The Ocean at the End of the Lane by Neil Gaiman (2013)
Returning to his childhood home for a funeral, a middle-aged man is drawn to the farm down the road where his childhood friend lived. Memories came flooding back that he hadn't thought of in years, of remarkable and terrible events that occurred when he was just a small boy.
It began when a lodger staying at his house stole the family car and used it to commit suicide. Then a governess came to stay, and though his family was completely seduced by her, the boy found her terrifying. As events escalated, he turned to the Hempstock family down the lane for help.

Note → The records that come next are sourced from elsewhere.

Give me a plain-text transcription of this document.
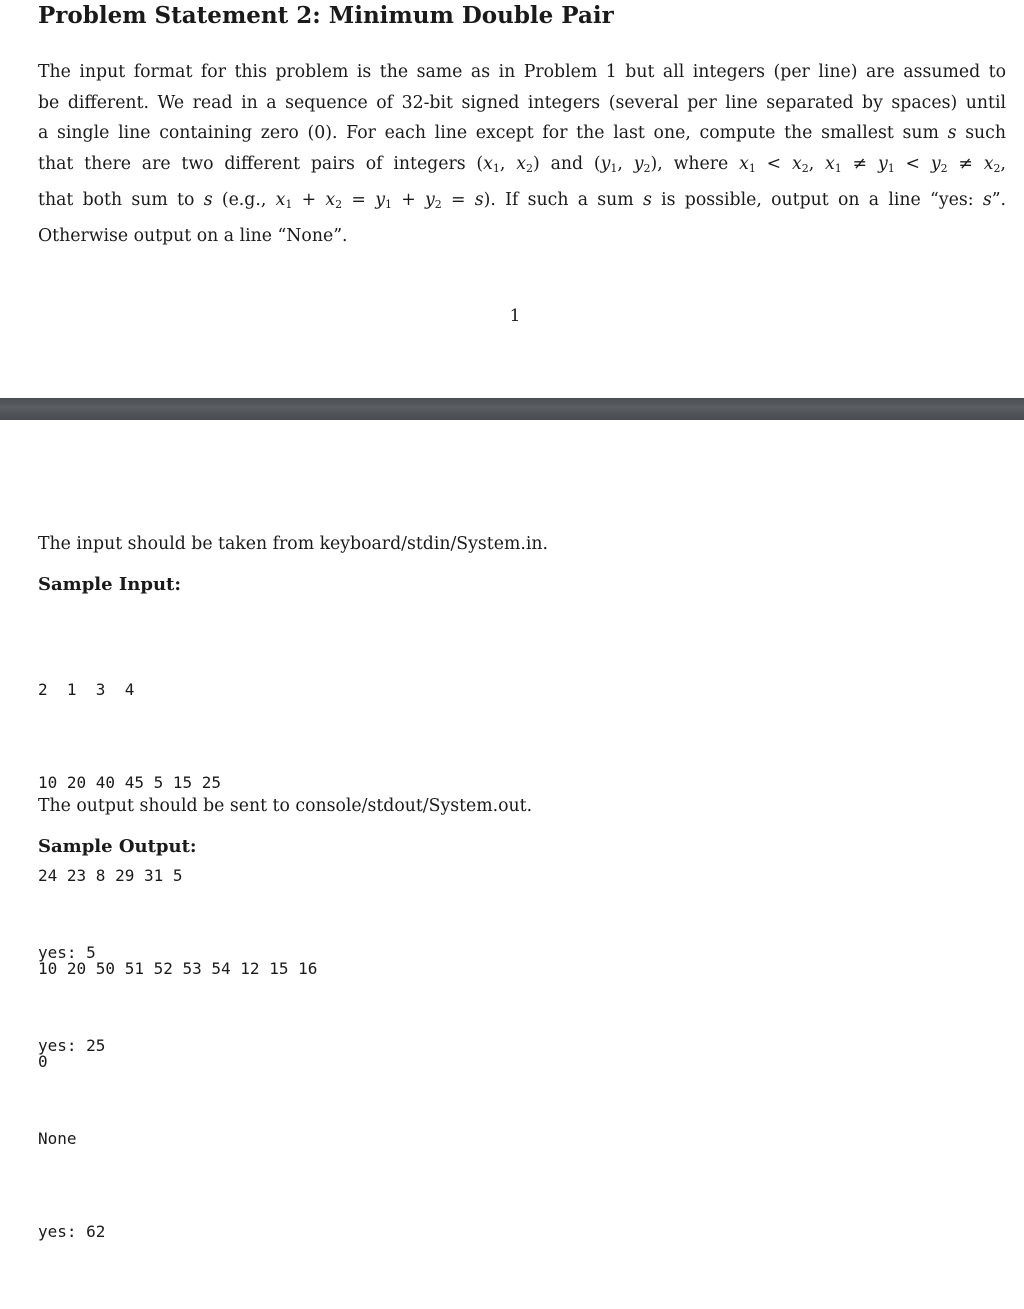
Problem Statement 2: Minimum Double Pair
The input format for this problem is the same as in Problem 1 but all integers (per line) are assumed to
be different. We read in a sequence of 32-bit signed integers (several per line separated by spaces) until
a single line containing zero (0). For each line except for the last one, compute the smallest sum s such
that there are two different pairs of integers ($x_1$, $x_2$) and ($y_1$, $y_2$), where $x_1 < x_2$, $x_1 \ne y_1 < y_2 \ne x_2$,
that both sum to s (e.g., $x_1 + x_2 = y_1 + y_2 = s$). If such a sum s is possible, output on a line “yes: s”.
Otherwise output on a line “None”.
1
The input should be taken from keyboard/stdin/System.in.
Sample Input:

2  1  3  4

10 20 40 45 5 15 25

24 23 8 29 31 5

10 20 50 51 52 53 54 12 15 16

0

The output should be sent to console/stdout/System.out.
Sample Output:

yes: 5

yes: 25

None

yes: 62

I don't want to say too much about the story here because it is magical and fantastical, and those are the sorts of stories that come out sounding ridiculous when you try to summarize them.
Nail Gaiman's writing is lovely, so reading this imaginative story was a pleasure. On the sentence level, he's pretty perfect. His visual imagery is powerful, his dialogue just quirky enough.
There's nothing I can criticize about the story, either. It's a pretty solid little fantasy novel. I can definitely appreciate Neil Gaiman's books (I've also read Coraline and The Graveyard Book), but I don't really get super into them the way other people seem to. It may just be that I can never quite believe something so fantastical, but then again I loved the Harry Potter series, so I don't know what to make of that.
The Ocean at the End of the Lane is very short, under 200 pages, and even though it didn't totally grab me, it was absolutely worth the enjoyable hours I spent reading it.
2 comments:
This was how I felt about the book also. But if you want to understand the mania, you have to read Neverwhere and American Gods.